Un produit lavant doux, bien toléré, adapté aux peaux sèches ou sensibles, est souvent préférable. L’objectif n’est pas de sentir le parfum à trois mètres après la douche. L’objectif est que la peau ne tire pas, ne brûle pas et ne gratte pas ensuite.
Étape 2 : préférer l’eau tiède
L’eau très chaude peut donner une sensation agréable sur le moment, mais elle peut accentuer la sécheresse, les rougeurs et les démangeaisons. Une eau tiède est souvent mieux tolérée par une peau mature.
Les douches longues peuvent aussi fragiliser la peau, surtout si elles sont quotidiennes et associées à des produits agressifs. Une toilette plus courte, plus douce et plus régulière peut suffire, en adaptant bien sûr aux besoins, à la transpiration, à la mobilité et au confort de la personne.
Étape 3 : sécher sans frotter
Après la douche, frotter vigoureusement avec une serviette peut irriter une peau fine ou sèche. Le séchage par tamponnement est souvent plus confortable, notamment sur les jambes, les bras, les plis, les zones fragiles ou les endroits qui démangent.
Ce geste paraît minuscule, mais il change parfois beaucoup. La peau fragile n’aime pas les grandes démonstrations de force. Elle préfère les petits gestes patients.
Étape 4 : hydrater régulièrement
Une peau sèche a souvent besoin d’un soin hydratant ou émollient appliqué régulièrement. Il vaut mieux un produit simple, bien toléré et utilisé souvent qu’une collection de crèmes appliquées une fois chacune.
Le bon produit est celui que la personne supporte, apprécie et utilise réellement. Une texture trop grasse peut décourager. Une texture trop légère peut ne pas suffire. Le pharmacien, le médecin ou le dermatologue peuvent aider à choisir selon la sécheresse, les démangeaisons, les lésions et les traitements éventuels.
Hydrater le visage et le corps : mêmes principes, besoins différents
Le visage et le corps n’ont pas toujours les mêmes besoins. Le visage peut être plus exposé au soleil, au froid, au vent et aux produits cosmétiques. Les jambes, les bras, le dos ou les mains peuvent être plus concernés par la sécheresse et les démangeaisons.

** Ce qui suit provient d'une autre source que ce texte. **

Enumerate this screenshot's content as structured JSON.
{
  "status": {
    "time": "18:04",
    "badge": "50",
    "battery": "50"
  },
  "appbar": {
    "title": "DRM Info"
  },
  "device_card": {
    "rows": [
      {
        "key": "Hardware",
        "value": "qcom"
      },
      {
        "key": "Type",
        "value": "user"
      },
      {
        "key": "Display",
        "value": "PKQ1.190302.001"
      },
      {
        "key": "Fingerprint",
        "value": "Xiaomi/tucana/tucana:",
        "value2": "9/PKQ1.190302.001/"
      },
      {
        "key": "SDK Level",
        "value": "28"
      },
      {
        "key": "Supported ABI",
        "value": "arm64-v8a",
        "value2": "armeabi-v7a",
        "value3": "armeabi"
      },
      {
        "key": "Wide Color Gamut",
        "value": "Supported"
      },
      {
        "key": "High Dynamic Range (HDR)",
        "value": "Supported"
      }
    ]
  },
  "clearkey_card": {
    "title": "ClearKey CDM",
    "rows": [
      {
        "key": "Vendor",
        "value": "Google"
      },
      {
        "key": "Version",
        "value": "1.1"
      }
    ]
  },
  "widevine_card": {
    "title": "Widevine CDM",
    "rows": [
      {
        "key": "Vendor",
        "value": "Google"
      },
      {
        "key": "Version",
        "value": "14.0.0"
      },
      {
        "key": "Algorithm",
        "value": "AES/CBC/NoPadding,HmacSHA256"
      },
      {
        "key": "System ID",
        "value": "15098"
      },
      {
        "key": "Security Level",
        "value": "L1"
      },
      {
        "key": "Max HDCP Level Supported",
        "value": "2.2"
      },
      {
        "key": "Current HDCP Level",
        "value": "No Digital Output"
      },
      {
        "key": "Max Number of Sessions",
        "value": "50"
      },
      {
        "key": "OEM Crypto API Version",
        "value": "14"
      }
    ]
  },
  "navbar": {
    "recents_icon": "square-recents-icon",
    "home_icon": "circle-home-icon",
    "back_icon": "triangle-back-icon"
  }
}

Il n’est pas obligatoire d’avoir une routine très complexe pour chaque zone. Un soin doux pour le visage, un soin plus nourrissant pour le corps si nécessaire, et une attention particulière aux mains, aux jambes ou aux zones irritées peuvent déjà constituer une base solide.

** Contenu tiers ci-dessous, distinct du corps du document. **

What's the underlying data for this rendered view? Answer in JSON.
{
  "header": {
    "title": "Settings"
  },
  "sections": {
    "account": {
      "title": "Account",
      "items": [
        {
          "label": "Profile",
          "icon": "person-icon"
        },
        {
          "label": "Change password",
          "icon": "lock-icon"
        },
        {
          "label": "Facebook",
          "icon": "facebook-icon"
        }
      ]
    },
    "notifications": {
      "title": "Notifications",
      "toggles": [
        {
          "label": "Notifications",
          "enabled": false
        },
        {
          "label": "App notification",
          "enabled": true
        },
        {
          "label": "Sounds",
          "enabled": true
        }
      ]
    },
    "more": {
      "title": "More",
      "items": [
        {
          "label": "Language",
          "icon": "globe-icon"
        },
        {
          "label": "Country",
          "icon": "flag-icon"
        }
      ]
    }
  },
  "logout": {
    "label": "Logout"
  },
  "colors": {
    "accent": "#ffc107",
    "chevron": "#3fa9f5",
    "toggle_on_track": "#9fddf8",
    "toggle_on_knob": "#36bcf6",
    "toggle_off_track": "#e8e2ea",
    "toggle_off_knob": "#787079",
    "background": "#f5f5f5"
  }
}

Moins d’actifs forts, plus de tolérance
Certains produits cosmétiques contiennent des actifs puissants : acides exfoliants, rétinoïdes, parfums, huiles essentielles, alcool, agents irritants ou formules très concentrées. Ils ne sont pas forcément interdits, mais ils peuvent être mal tolérés par une peau mature ou déjà fragilisée.
Si un produit pique fortement, brûle, déclenche des rougeurs, des plaques, des démangeaisons ou une sensation durable d’inconfort, il faut arrêter et demander conseil si les symptômes persistent. Une peau qui proteste n’est pas forcément une peau qui travaille. Parfois, elle dit simplement stop.
Éviter les produits parfumés si la peau réagit
Les parfums peuvent rendre un produit agréable, mais ils peuvent aussi irriter ou sensibiliser certaines peaux. Après 60 ans, si la peau gratte, tire, rougit ou réagit facilement, les produits sans parfum ou formulés pour peaux sensibles sont souvent plus prudents.
La lessive, l’assouplissant, les parfums d’ambiance, les huiles essentielles ou les cosmétiques très odorants peuvent aussi jouer un rôle. Quand la peau devient capricieuse, il faut parfois regarder toute la maison, pas seulement la salle de bain.
Les huiles essentielles demandent une vraie prudence
Les huiles essentielles sont souvent présentées comme naturelles, mais naturel ne signifie pas sans risque. Elles peuvent irriter, provoquer des allergies, être photosensibilisantes ou être déconseillées selon l’état de santé, les traitements et la fragilité de la peau.
Après 60 ans, il vaut mieux éviter l’application improvisée d’huiles essentielles sur une peau sèche, abîmée, qui gratte, fissurée ou irritée. En cas de doute, le pharmacien, le médecin ou le dermatologue sont de meilleurs conseillers qu’un flacon très convaincu de lui-même.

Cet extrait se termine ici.